What caused the New Madrid fault?

New Madrid earthquakes of 1811–12 Encyclopædia Britannica, Inc. Some Earth scientists suggest that fracturing in this region resulted from stresses brought on by the downcutting of the Mississippi River into the surrounding landscape between 10,000 and 16,000 years ago.

What fault is the New Madrid fault?

New Madrid Seismic Zone – Quaternary Fault Localities. Earthquakes with magnitudes equal to or larger than 2.5 are shown by the yellow dots. (Public domain.) When people think of earthquakes in the United States, they tend to think of the west coast.

What type of fault was the New Madrid earthquake?

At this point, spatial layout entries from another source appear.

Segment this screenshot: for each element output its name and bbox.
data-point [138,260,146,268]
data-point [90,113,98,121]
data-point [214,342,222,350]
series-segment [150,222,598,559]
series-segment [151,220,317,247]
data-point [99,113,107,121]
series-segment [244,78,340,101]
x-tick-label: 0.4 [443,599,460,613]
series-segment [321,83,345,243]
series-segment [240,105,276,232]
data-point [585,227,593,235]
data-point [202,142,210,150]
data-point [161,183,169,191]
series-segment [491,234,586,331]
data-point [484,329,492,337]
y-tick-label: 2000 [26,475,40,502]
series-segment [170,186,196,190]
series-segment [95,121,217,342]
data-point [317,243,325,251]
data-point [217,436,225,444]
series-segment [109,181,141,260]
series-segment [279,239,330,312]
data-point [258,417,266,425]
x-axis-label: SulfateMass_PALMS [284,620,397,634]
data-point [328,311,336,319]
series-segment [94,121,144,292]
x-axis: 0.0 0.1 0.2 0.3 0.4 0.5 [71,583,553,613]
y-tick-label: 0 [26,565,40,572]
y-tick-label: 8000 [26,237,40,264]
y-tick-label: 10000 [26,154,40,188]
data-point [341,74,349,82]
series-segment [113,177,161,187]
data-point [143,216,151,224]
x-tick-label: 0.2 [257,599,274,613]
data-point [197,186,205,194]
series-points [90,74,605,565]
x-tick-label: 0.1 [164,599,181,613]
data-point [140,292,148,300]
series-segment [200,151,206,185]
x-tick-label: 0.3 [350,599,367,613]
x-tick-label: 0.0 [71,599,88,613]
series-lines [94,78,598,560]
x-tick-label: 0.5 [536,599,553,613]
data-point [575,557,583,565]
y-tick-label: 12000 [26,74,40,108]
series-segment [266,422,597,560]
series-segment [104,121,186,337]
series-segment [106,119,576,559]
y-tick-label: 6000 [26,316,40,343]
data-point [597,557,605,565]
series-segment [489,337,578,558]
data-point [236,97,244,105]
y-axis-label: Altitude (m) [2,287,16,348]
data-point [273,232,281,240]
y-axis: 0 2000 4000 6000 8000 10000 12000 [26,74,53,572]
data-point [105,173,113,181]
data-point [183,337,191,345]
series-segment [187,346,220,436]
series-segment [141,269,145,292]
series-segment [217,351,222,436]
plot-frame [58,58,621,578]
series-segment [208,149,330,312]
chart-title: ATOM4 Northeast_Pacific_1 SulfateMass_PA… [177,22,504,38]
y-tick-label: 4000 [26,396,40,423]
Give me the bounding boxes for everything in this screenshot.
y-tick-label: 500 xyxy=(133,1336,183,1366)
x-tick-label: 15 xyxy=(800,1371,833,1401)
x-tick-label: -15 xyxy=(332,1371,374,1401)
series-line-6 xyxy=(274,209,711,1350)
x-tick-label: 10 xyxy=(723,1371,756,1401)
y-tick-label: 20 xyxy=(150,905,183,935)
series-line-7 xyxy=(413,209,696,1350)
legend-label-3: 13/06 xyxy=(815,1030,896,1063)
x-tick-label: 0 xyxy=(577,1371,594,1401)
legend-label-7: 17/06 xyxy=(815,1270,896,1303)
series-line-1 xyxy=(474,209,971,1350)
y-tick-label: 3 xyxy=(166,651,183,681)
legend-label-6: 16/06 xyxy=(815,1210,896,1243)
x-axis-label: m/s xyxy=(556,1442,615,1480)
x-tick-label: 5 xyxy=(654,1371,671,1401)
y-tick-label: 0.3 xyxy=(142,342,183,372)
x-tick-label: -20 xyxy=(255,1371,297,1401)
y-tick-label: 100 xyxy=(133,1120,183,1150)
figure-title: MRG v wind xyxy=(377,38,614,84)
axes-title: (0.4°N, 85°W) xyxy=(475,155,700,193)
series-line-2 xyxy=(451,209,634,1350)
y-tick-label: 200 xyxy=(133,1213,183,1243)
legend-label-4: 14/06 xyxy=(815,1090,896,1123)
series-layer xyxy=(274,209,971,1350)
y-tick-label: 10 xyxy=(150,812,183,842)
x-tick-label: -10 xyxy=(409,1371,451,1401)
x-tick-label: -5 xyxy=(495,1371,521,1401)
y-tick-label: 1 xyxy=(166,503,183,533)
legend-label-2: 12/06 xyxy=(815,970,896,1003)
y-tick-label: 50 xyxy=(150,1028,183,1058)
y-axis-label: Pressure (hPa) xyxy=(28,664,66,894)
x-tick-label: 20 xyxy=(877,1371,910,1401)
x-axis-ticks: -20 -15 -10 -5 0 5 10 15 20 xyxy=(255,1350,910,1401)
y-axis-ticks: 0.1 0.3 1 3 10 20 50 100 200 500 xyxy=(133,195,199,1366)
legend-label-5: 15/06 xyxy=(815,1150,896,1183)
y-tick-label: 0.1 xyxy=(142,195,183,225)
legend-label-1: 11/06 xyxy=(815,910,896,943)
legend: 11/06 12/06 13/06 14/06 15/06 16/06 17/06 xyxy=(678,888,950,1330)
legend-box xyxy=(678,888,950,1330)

The New Madrid seismic zone of the central Mississippi River valley has been interpreted to be a right-lateral strike-slip fault zone with a left stepover restraining bend (Reelfoot reverse fault).

What would happen if the New Madrid Fault had an earthquake?

Over 15,000 people would be killed. An additional 120,000 would be displaced. Nearly 200 schools and over 100 fire stations would be damaged; 37 hospitals and 67 police stations would be inoperable the day after the earthquake in the state of Missouri.

When was the last major earthquake on the New Madrid fault?

The third principal earthquake of the 1811-1812 series. Several destructive shocks occurred on February 7, the last of which equaled or surpassed the magnitude of any previous event. The town of New Madrid was destroyed.

Is the New Madrid fault line still active today?

The zone is active, averaging more than 200 measured seismic events per year. The New Madrid Fault extends approximately 120 miles southward from the area of Charleston, Missouri, and Cairo, Illinois, through Mew Madrid and Caruthersville, following Interstate 55 to Blytheville, then to Marked Tree Arkansas.

When did the New Madrid Fault Line earthquake happen?

This compares a 6 point (plus) earthquake in 1895 that occurs on the New Madrid Seismic Zone to the actual damage zone of the 1994 Northridge earthquake which sent damaging seismic waves throughout Los Angeles, California. A map compares the 1994 Northridge earthquake to the 18995 quake along the New Madrid Seismic Zone.

How big was the earthquake in New Madrid in 1812?

In total, Otto Nuttli reported more than 200 moderate to large aftershocks in the New Madrid region between December 16, 1811, and March 15, 1812: ten of these were greater than about 6.0; about one hundred were between M5.0 and 5.9; and eighty-nine were in the magnitude 4 range.

How is the New Madrid earthquake simulation done?

Your browser does not support the video tag. The solid straight line in the middle of the New Madrid seismic zone is the surface projection of the modeled fault, which ruptures in the simulation. The colors are keyed to the peak intensity of ground velocity at the surface.

Is the New Madrid Fault Line in Tennessee?

It also extends into parts of Tennessee. And there is worse news yet, the fault line offers up extremely shallow earthquakes. An earthquake prompted by the New Madrid Seismic Fault Line occurs at 3 and 15 miles depth.